Thursday, October 1, 2009
Being Gay in Smalltown Pennsylvania
CJ Springer
Gay Boys in Oil City, PA.
On my trip out to Connecticut and back this past month to do what I could for my ailing aunt and uncle, I passed right through this area. I was within an exit ramp's distance of Oil City, PA.
I drove through Harrisburg on the trip back. In the parking lot of the truck stop next to a chain restaurant where I stopped to eat a late lunch, there was a pentecostal church built into the trailer of a semi truck, complete with a cross in LED lights on the entrance door: a literal chapel-on-wheels.
Although most folks think the Bible Belt is more a southern phenomenon, right there in rural western Pennsylvania, in those smalltown hills between Philadelphia and Pittsburgh, you are in fact right in the heart of rural Christian fundamentalist Bible-thumping, tent-revival, no-doubt-intensely-homophobic country.
Which is what the documentary film linked to here is all about:
Out In the Silence
I've had arguments over the movie Brokeback Mountain with some urban gay men.

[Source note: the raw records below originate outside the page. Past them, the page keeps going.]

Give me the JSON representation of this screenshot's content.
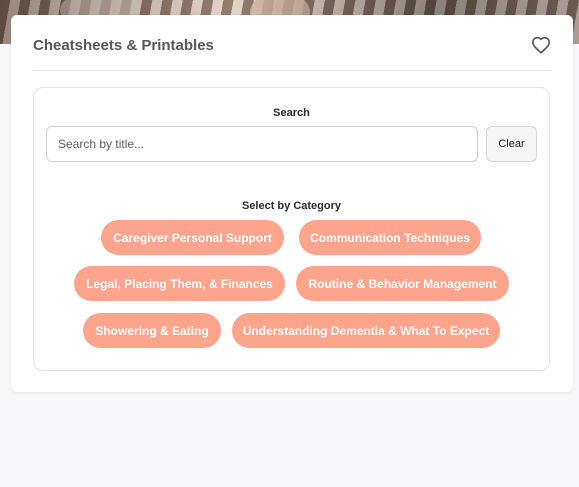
{
  "header": {
    "title": "Cheatsheets & Printables",
    "favorite_icon": "heart-outline-icon"
  },
  "search": {
    "label": "Search",
    "placeholder": "Search by title...",
    "value": "",
    "clear_label": "Clear"
  },
  "categories": {
    "label": "Select by Category",
    "chip_color": "#fca48c",
    "items": [
      "Caregiver Personal Support",
      "Communication Techniques",
      "Legal, Placing Them, & Finances",
      "Routine & Behavior Management",
      "Showering & Eating",
      "Understanding Dementia & What To Expect"
    ]
  }
}
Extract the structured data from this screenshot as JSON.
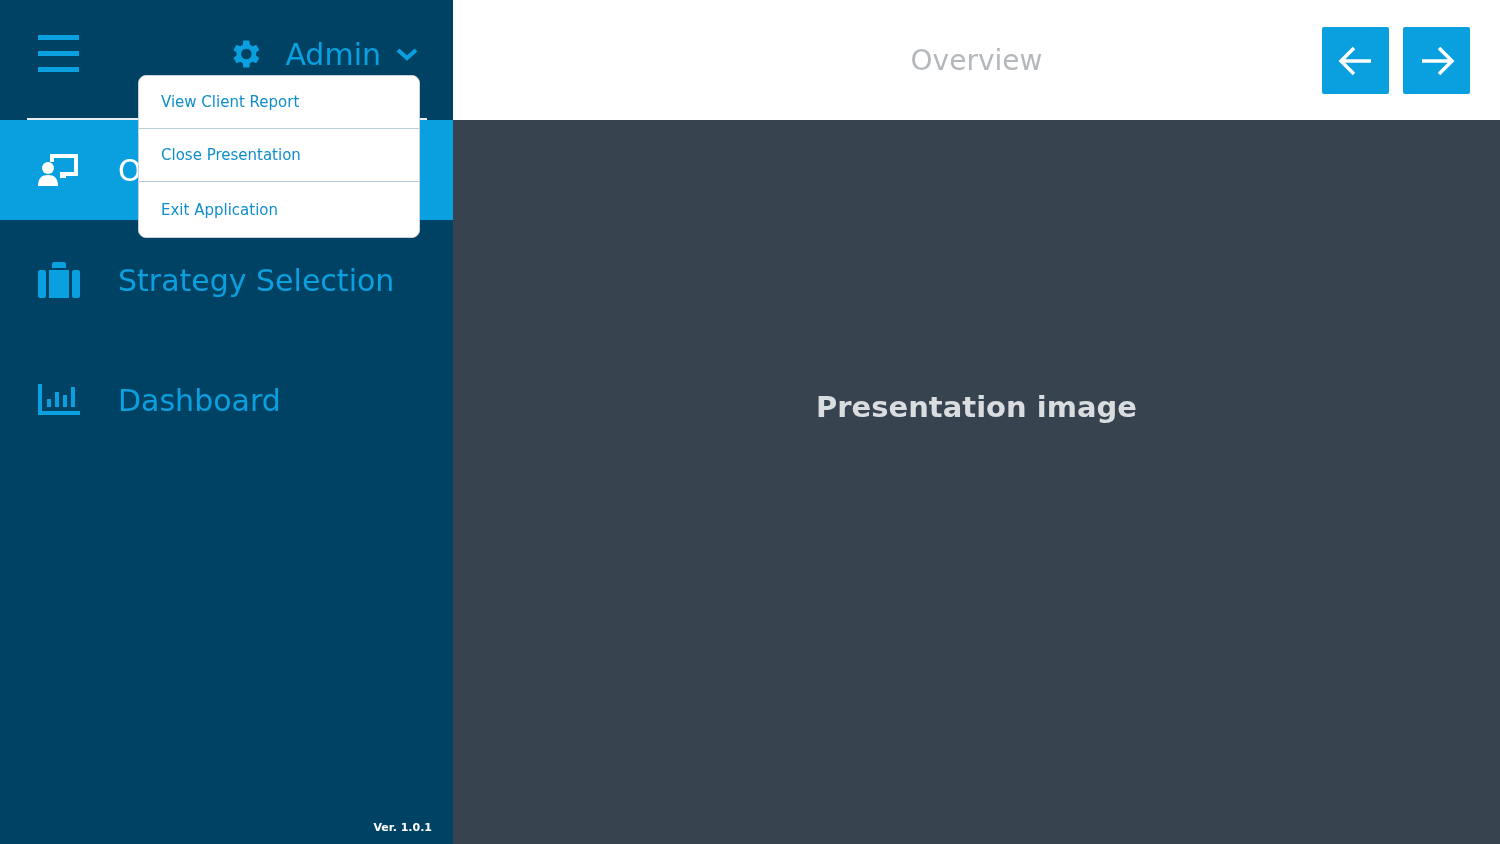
{
  "sidebar": {
    "user_menu": {
      "label": "Admin",
      "expanded": true,
      "items": [
        {
          "label": "View Client Report"
        },
        {
          "label": "Close Presentation"
        },
        {
          "label": "Exit Application"
        }
      ]
    },
    "items": [
      {
        "label": "O",
        "selected": true
      },
      {
        "label": "Strategy Selection",
        "selected": false
      },
      {
        "label": "Dashboard",
        "selected": false
      }
    ],
    "version": "Ver. 1.0.1"
  },
  "header": {
    "title": "Overview"
  },
  "content": {
    "placeholder_text": "Presentation image"
  }
}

I'll write about that in more detail someday. But the argument was centered on how realistic such a portrayal of gay life could be; my position was based on the truth that I have lived in Wyoming, and it's still more like the reality depicted in the movie than most urban gays can comprehend.
There really is a strong misunderstanding amongst most urban dwellers about how gay life is in the rural areas. This documentary serves to remind us that, no matter how much we pat ourselves on the back in the cities about our accomplishments in terms of civil rights for LGBTs, there remains an entire rural culture where most of this work is still to be done.
People need to still remember that the battles are not done yet, and that there's still plenty of hatred out there. Not that we need to dwell on it, or make it ruin our day, but we also can't afford to ignore it.
I live in a small town that's more like rural PA than it is like any of the big cities that have urban gay ghettoes. Let's be blunt here: Lots of gays in big cities are protected enough that they sometimes forget that they are protected, if only by being around other gays in big enough numbers that they can have a voice. There is a very telling line in the wonderful movie Priscilla, Queen of the Desert, that says this exactly: "The cities protect us."
So, again, I remember having this big argument with some San Francisco Castro-dweller who thought that Brokeback Mountain wasn't a very realistic movie; it was completely outside his experience and imagination. Having lived in Wyoming, myself, I could have been like those characters in the movie. Fortunately, life didn't turn out that way for me, and I thank all the thousand little gods for my good fortune.